II. Rejette les conclusions civiles prises par F.R.________.
III. Fixe à 11'239 fr. 95, débours et TVA inclus, l'indemnité due par l'Etat de Vaud au conseil d'office LAVI d'A.R.________ et F.R.________, Me Matthieu Genillod.
IV. Fixe à 20'844 fr. 45 l'indemnité due par l'Etat de Vaud à R.G.________ pour l'exercice de ses droits de procédure couvrant les indemnités de ses défenseurs d'office Jean-Samuel Leuba par 8'270 fr. et Gilles Monnier par 12'574 fr. 45.
V. Ordonne le maintien au dossier du DVD et de la cassette vidéo répertoriés sous fiche 1732 au titre de pièces à conviction.
VI. Laisse les frais de justice à la charge de l'Etat.
III. Les frais de la procédure d'appel, par 5'838 fr. 70 (cinq mille huit cent trente-huit francs et septante centimes), y compris l’indemnité allouée à son conseil d’office par 2'938 fr. 70 (deux mille neuf cent trente-huit francs et septante centimes), TVA et débours inclus, sont mis à la charge de F.R.________, personnellement et en sa qualité de représentante de son fils.

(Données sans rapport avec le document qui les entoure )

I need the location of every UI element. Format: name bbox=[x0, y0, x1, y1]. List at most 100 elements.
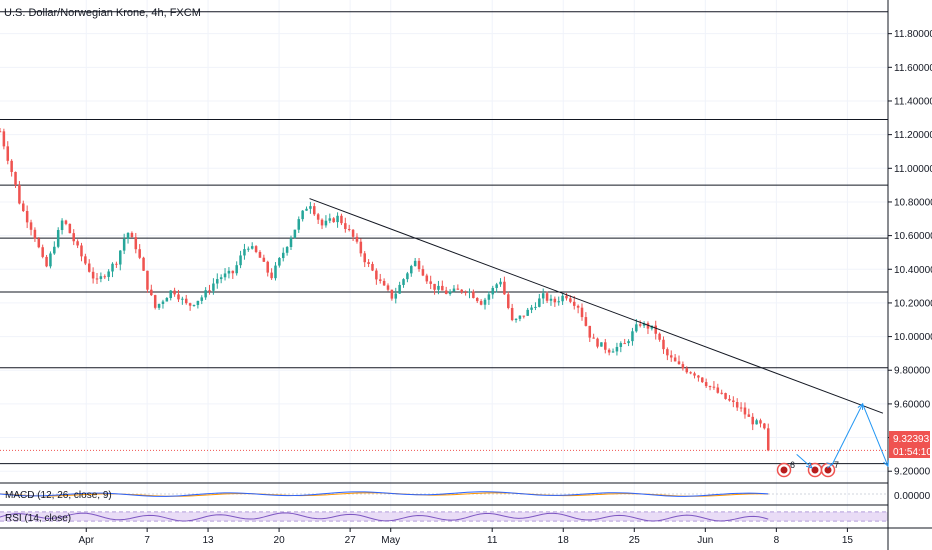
candle-body-34 bbox=[130, 232, 134, 238]
candle-body-8 bbox=[29, 222, 33, 230]
us-event-flag-icon-0[interactable] bbox=[776, 462, 792, 478]
candle-body-12 bbox=[45, 256, 48, 267]
chart-grid bbox=[0, 0, 888, 528]
chart-title: U.S. Dollar/Norwegian Krone, 4h, FXCM bbox=[4, 7, 201, 19]
candle-body-55 bbox=[212, 283, 215, 291]
candle-body-88 bbox=[340, 215, 343, 224]
candle-body-121 bbox=[468, 291, 471, 293]
candle-body-53 bbox=[204, 290, 207, 298]
projection-arrowhead-3 bbox=[857, 402, 864, 410]
candle-body-57 bbox=[219, 277, 223, 280]
candle-body-169 bbox=[654, 325, 657, 334]
macd-lines bbox=[0, 491, 888, 497]
us-event-flag-icon-2[interactable] bbox=[820, 462, 836, 478]
candle-body-150 bbox=[580, 307, 584, 318]
candle-body-100 bbox=[386, 285, 390, 290]
candle-body-64 bbox=[247, 248, 250, 250]
price-tick-label-0: 11.80000 bbox=[894, 29, 932, 40]
projection-arrowhead-2 bbox=[826, 462, 834, 469]
candle-body-154 bbox=[596, 338, 599, 347]
candle-body-19 bbox=[72, 233, 75, 242]
candle-body-73 bbox=[281, 252, 285, 259]
candle-body-91 bbox=[351, 229, 355, 237]
candle-body-3 bbox=[10, 160, 13, 172]
candle-body-130 bbox=[503, 281, 506, 295]
candle-body-104 bbox=[402, 279, 405, 285]
candle-body-136 bbox=[526, 309, 529, 316]
candle-body-84 bbox=[324, 220, 328, 226]
candle-body-107 bbox=[413, 260, 417, 267]
candle-body-98 bbox=[378, 279, 382, 281]
candle-body-109 bbox=[421, 269, 425, 276]
candle-body-24 bbox=[91, 271, 95, 279]
candle-body-142 bbox=[549, 298, 553, 301]
candle-body-35 bbox=[134, 237, 138, 250]
candle-body-101 bbox=[390, 289, 394, 299]
candle-body-31 bbox=[119, 250, 122, 265]
candle-body-197 bbox=[763, 423, 766, 429]
candle-body-151 bbox=[584, 317, 588, 326]
trendline[interactable] bbox=[309, 198, 884, 414]
candle-body-159 bbox=[615, 346, 619, 352]
candle-body-137 bbox=[530, 307, 533, 310]
candle-body-127 bbox=[491, 287, 495, 295]
candle-body-171 bbox=[662, 339, 665, 350]
candle-body-4 bbox=[14, 171, 17, 186]
candle-body-155 bbox=[600, 342, 603, 347]
event-flag-center-0 bbox=[780, 466, 788, 474]
candle-body-112 bbox=[433, 283, 436, 290]
candle-body-62 bbox=[239, 255, 242, 266]
candle-body-167 bbox=[646, 323, 650, 329]
rsi-pane: RSI (14, close) bbox=[0, 504, 888, 524]
candle-body-102 bbox=[394, 293, 398, 299]
price-tick-label-1: 11.60000 bbox=[894, 63, 932, 74]
candle-body-63 bbox=[243, 249, 246, 256]
candle-body-183 bbox=[708, 386, 712, 388]
horizontal-levels[interactable] bbox=[0, 11, 888, 465]
rsi-label[interactable]: RSI (14, close) bbox=[5, 513, 71, 524]
countdown-tag-background bbox=[889, 445, 930, 458]
candle-body-191 bbox=[739, 407, 743, 409]
time-tick-label-7: 18 bbox=[558, 535, 570, 546]
candle-body-143 bbox=[553, 298, 557, 303]
candle-body-165 bbox=[638, 324, 642, 326]
candle-body-10 bbox=[37, 238, 41, 248]
candle-body-192 bbox=[743, 407, 747, 415]
time-axis[interactable]: Apr 7 13 20 27 May 11 18 25 Jun 8 15 bbox=[78, 528, 853, 546]
candle-body-105 bbox=[406, 273, 409, 280]
macd-label[interactable]: MACD (12, 26, close, 9) bbox=[5, 490, 112, 501]
price-candles bbox=[0, 127, 770, 452]
candle-body-198 bbox=[766, 428, 770, 451]
candle-body-186 bbox=[720, 392, 723, 394]
candle-body-160 bbox=[619, 343, 623, 347]
candle-body-83 bbox=[320, 219, 324, 226]
candle-body-187 bbox=[724, 393, 727, 399]
candle-body-103 bbox=[398, 284, 401, 294]
candle-body-134 bbox=[518, 315, 522, 319]
price-tick-label-6: 10.60000 bbox=[894, 231, 932, 242]
candle-body-65 bbox=[250, 246, 254, 249]
candle-body-96 bbox=[371, 263, 374, 271]
candle-body-115 bbox=[444, 290, 448, 294]
candle-body-123 bbox=[475, 298, 479, 302]
candle-body-75 bbox=[289, 238, 293, 247]
candle-body-122 bbox=[472, 291, 475, 299]
candle-body-135 bbox=[522, 315, 526, 317]
candle-body-33 bbox=[126, 232, 130, 239]
candle-body-21 bbox=[80, 245, 83, 257]
candle-body-162 bbox=[627, 341, 630, 344]
candle-body-180 bbox=[697, 375, 700, 378]
candle-body-182 bbox=[704, 382, 708, 387]
candle-body-49 bbox=[188, 303, 192, 306]
candle-body-86 bbox=[332, 218, 335, 223]
candle-body-193 bbox=[747, 414, 751, 417]
candle-body-41 bbox=[157, 303, 161, 308]
event-count-1: 7 bbox=[834, 460, 839, 470]
time-tick-label-4: 27 bbox=[345, 535, 357, 546]
candle-body-161 bbox=[623, 343, 626, 345]
candle-body-175 bbox=[677, 361, 681, 365]
candle-body-178 bbox=[689, 372, 692, 374]
candle-body-156 bbox=[604, 342, 607, 350]
candle-body-185 bbox=[716, 387, 720, 393]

IV. Une indemnité à la charge de l'Etat d'un montant de 2’764 fr. 90 (deux mille sept cent soixant-quatre francs et nonante centimes), TVA et débours compris, est allouée à R.G.________.
V. F.R.________ ne sera tenue de rembourser à l'Etat le montant de l'indemnité en faveur de son conseil d'office prévue au ch. III ci-dessus que lorsque sa situation financière le permettra.
VI. Le jugement est exécutoire.
Le président : Le greffier :
Du 26 avril 2012
Le dispositif du jugement qui précède est communiqué à l'appelante et aux autres intéressés.
Le greffier :
Du
Le jugement qui précède, dont la rédaction a été approuvée à huis clos, est notifié, par l'envoi d'une copie complète, à :
- Me Matthieu Genillod, avocat (pour F.R.________ et A.R.________),
- Me Gilles Monnier, avocat (pour R.G.________),
- Ministère public central,
une copie du dispositif est adressée à :
- Ministère public de la Confédération,
- Ministère public de l'arrondissement de Lausanne,
- M. le Président du Tribunal correctionnel de l'arrondissement de Lausanne,
par l'envoi de photocopies.
Le présent jugement peut faire l'objet d'un recours en matière pénale devant le Tribunal fédéral au sens des art. 78 ss LTF (loi du 17 juin 2005 sur le Tribunal fédéral – RS 173.110), cas échéant d'un recours constitutionnel subsidiaire au sens des art. 113 ss LTF. Ces recours doivent être déposés devant le Tribunal fédéral dans les trente jours qui suivent la notification de l'expédition complète (art. 100 al. 1 LTF).